Mitigations in Interpreter & Infrastructure
- Block outbound UDP/TCP port 53 for interpreter subnets, forcing use of controlled resolvers.
- Restrict the interpreter’s networking to private subnets with no internet NAT.
- Harden runtime: disable or filter syscalls related to socket or network I/O.
- Add sandbox-level DNS mediation or proxy to resolve only whitelisted domains.
- Sanitize prompt inputs; apply guardrails to prevent arbitrary code generation or dynamic DNS requests.
Responsible Disclosure & Status
September 22nd, 2025
The issue was responsibly reported to the AWS Vulnerability Disclosure Program (VDP) via HackerOne.
September 30th, 2025
The AWS Vulnerability Disclosure Program (VDP) confirmed the vulnerability. They noted that the issue had also been identified internally, and remediation work was already in progress.
December 30th, 2025
AWS updated and validated the fix through its security review process, and revised the official documentation to clarify the sandbox mode network isolation model.
Vendor Clarification (AWS)
Following responsible disclosure, AWS reviewed the findings discussed in this post and requested that the following public statement be included for clarity. AWS has also updated its documentation to better describe the behavior and security properties of Sandbox Mode.
Public Statement (AWS)
Amazon Bedrock AgentCore Code Interpreter provides three network modes to support varying customer security requirements. Public Mode is the easiest-to-use option with no network restrictions and requires no configuration. This mode enables your agent to reach any network-accessible service and is ideal for development and testing scenarios.
Sandbox Mode is nearly as simple and delivers substantial network restriction with minimal configuration effort. This mode provides network access exclusively to Amazon S3 for your data operations, making it ideal for production workloads that rely on S3 data. DNS resolution is enabled to support successful execution of S3 operations.

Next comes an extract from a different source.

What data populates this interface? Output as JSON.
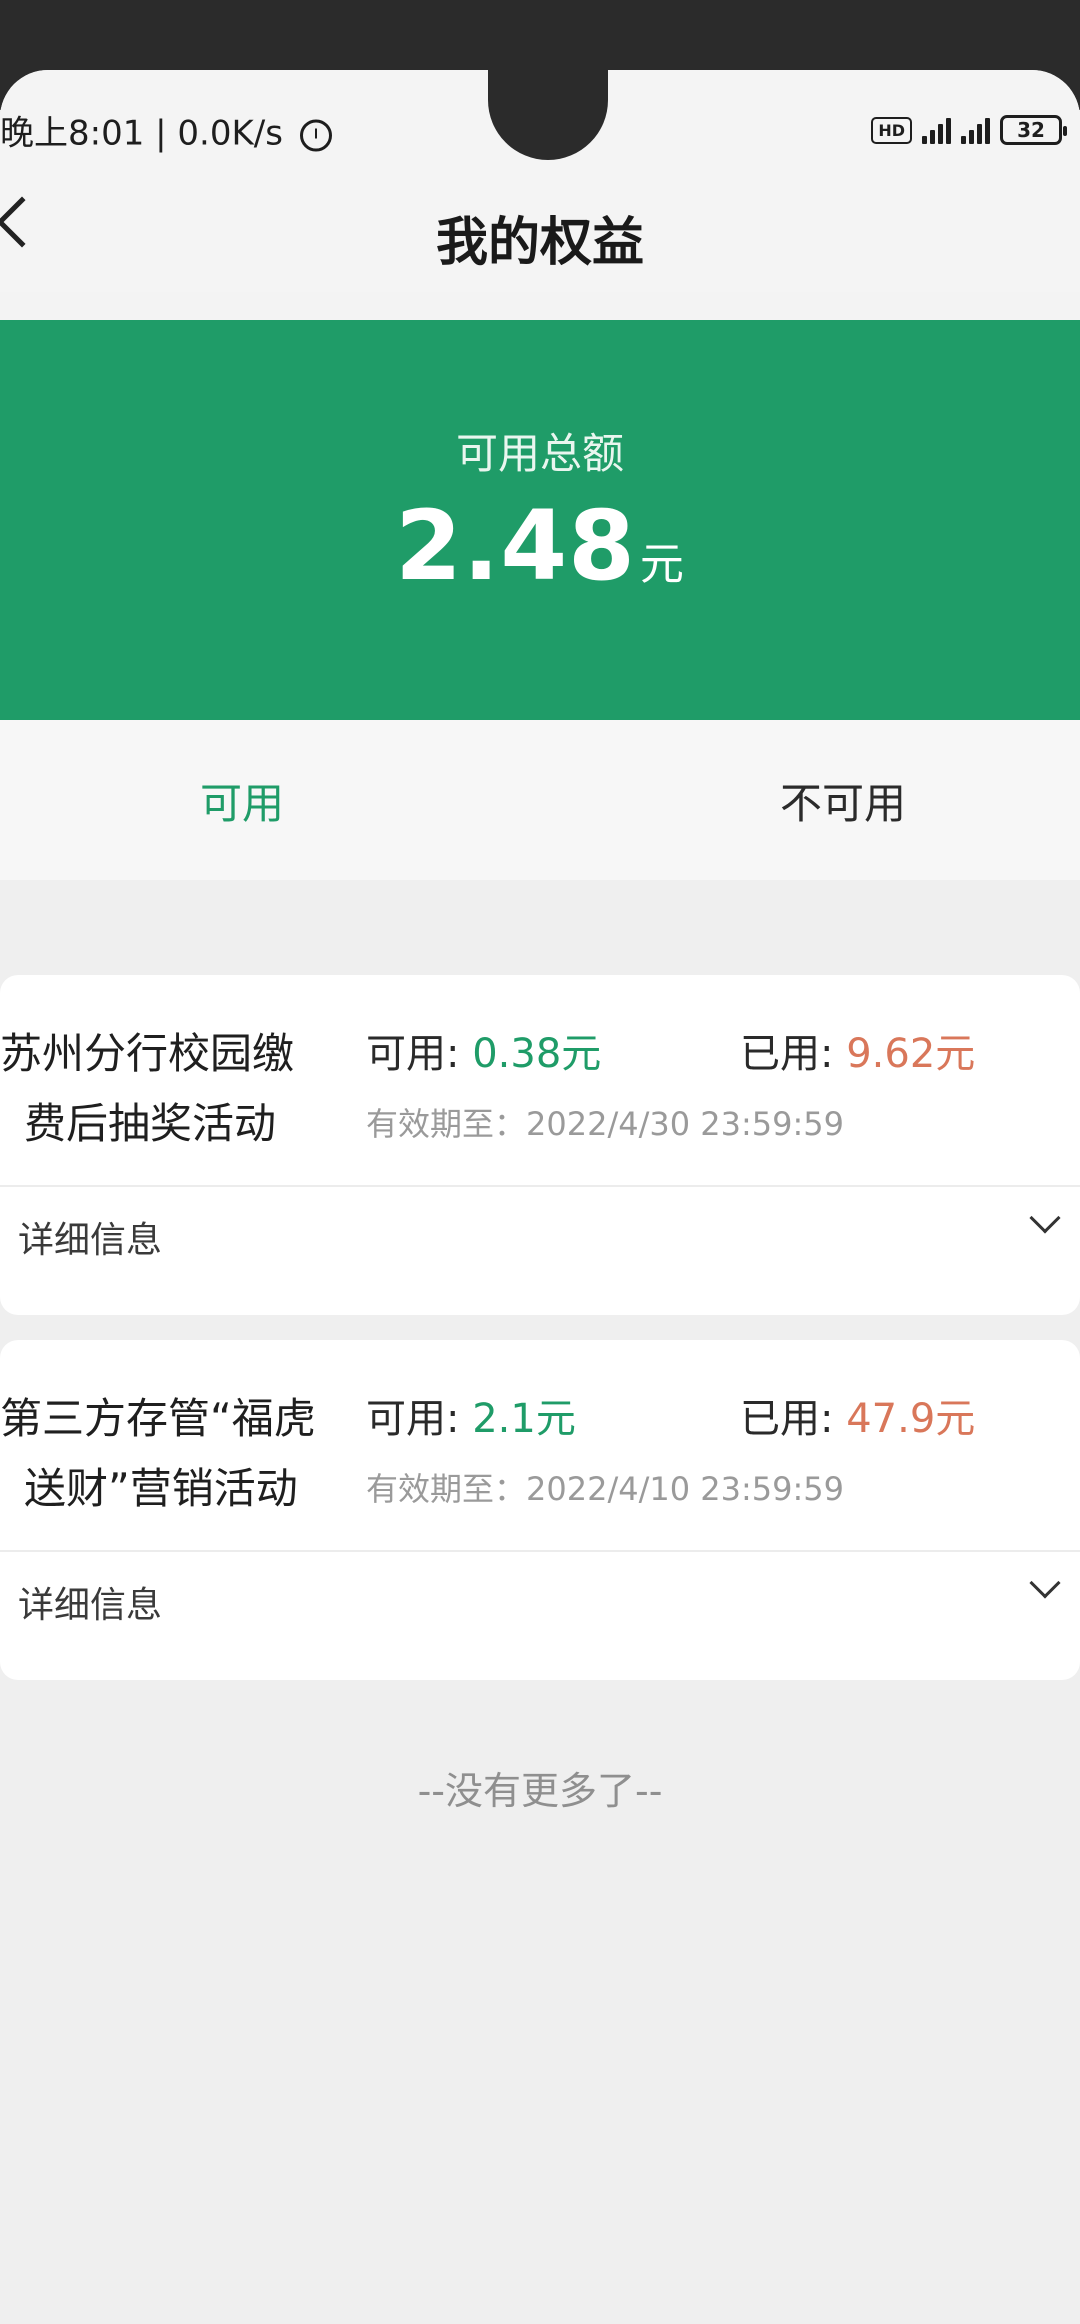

VPC Mode requires additional configuration: VPC endpoints, security groups, and network ACLs to establish connectivity. This mode provides complete network isolation and enables access to your private AWS resources: databases, internal APIs, and services in private subnets. In addition to the network controls and visibility provided by VPC Mode, AWS also provides complete control over DNS resolution and monitoring for anomalous DNS activity. For security best practices related to DNS in VPC Mode, see the Route 53 Resolver DNS Firewall blog post.
Conclusion
Our research highlights that even foundational components like DNS can become critical vectors when combined with autonomous or LLM-driven systems.
What was once considered a background service can, in the context of modern AI workloads, evolve into a powerful channel for data exfiltration or control flow. By reporting this issue responsibly through AWS’s Vulnerability Disclosure Program, we helped ensure that the broader AI ecosystem is now better protected at its infrastructure core. Sandbox Mode functionality has been clarified via documentation update and there is no customer action necessary.
Aurascape’s mission is to help organizations discover and monitor all AI activity—from copilots to custom agents—so security teams gain complete visibility into how AI tools interact with users and data. With automated discovery, risk detection, and protection for AI interactions, Aurascape enables enterprises to move from assumptions to certainty, building the foundation for safe and compliant AI adoption.
As enterprises embrace the next generation of AI systems, securing the communication layers beneath them—DNS, HTTP, APIs, and beyond—will be just as important as securing the models themselves. Aurascape provides the visibility and insight organizations need to make AI adoption transparent, manageable, and trusted.